In the spirit of US President John F. Kennedy calling for a manned moon exploration programme in 1962, Doug Smock, writing in Plastics Today, calls for another bold move—this time in medical technology. For starters, we can build a kidney.
It's eminently doable, and to buttress his view, he quotes Keith Murphy, CEO of Organovo (San Diego, CA, USA), which developed one of the first commercial bioprinters. "If the federal government created a 'human organ project' and wanted to make the kidney, I literally think it could happen in 10 years," says Murphy. To be sure, great strides have been made in enabling technologies.

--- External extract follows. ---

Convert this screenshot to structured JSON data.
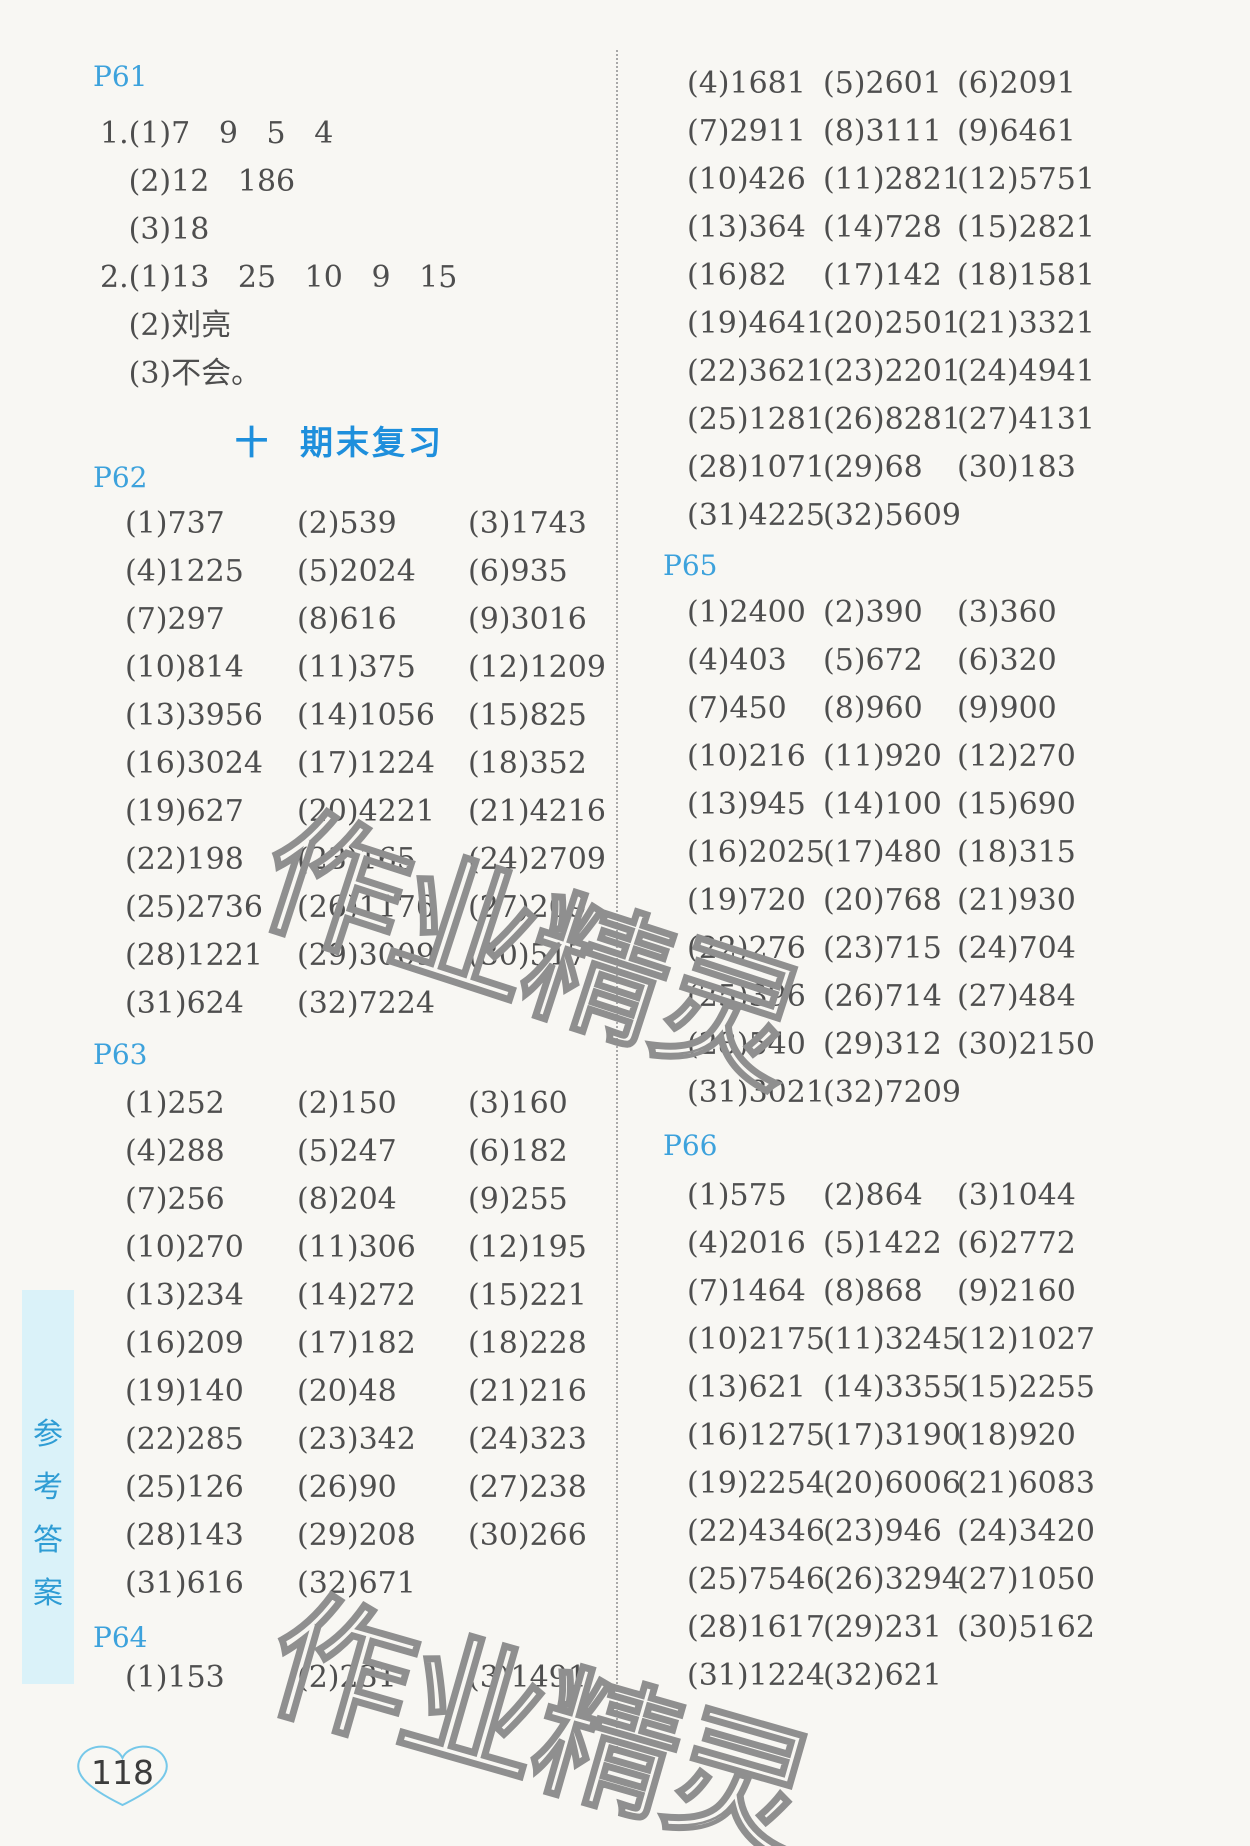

Organovo presented data on the first fully bioprinted blood vessels at the Tissue Engineering and Regenerative Medicine International Society meeting in Orlando, FL, USA, writes Smock. The vessels are the world's first arteries made solely from cells of an individual person.
Elsewhere, engineered livers and bioprinted heart valves have been developed in laboratory settings, and EnvisionTec in Gladbeck, Germany, has built a bioprinter. The missing ingredient to take all of this to the next level, writes Smock, is large-scale financial support. “The projects aren't close enough to reality to attract significant corporate support.”
It would be grand if our fearless leaders were to boldly spring into action and make “the development of replacement human organs our next moon shot,” as Smock advocates. But as the political process in the United States flirts with absurdity and Europe stares slack-jawed at the Merkozy pantomime, it's difficult to see where the leadership for a project this ambitious might come from.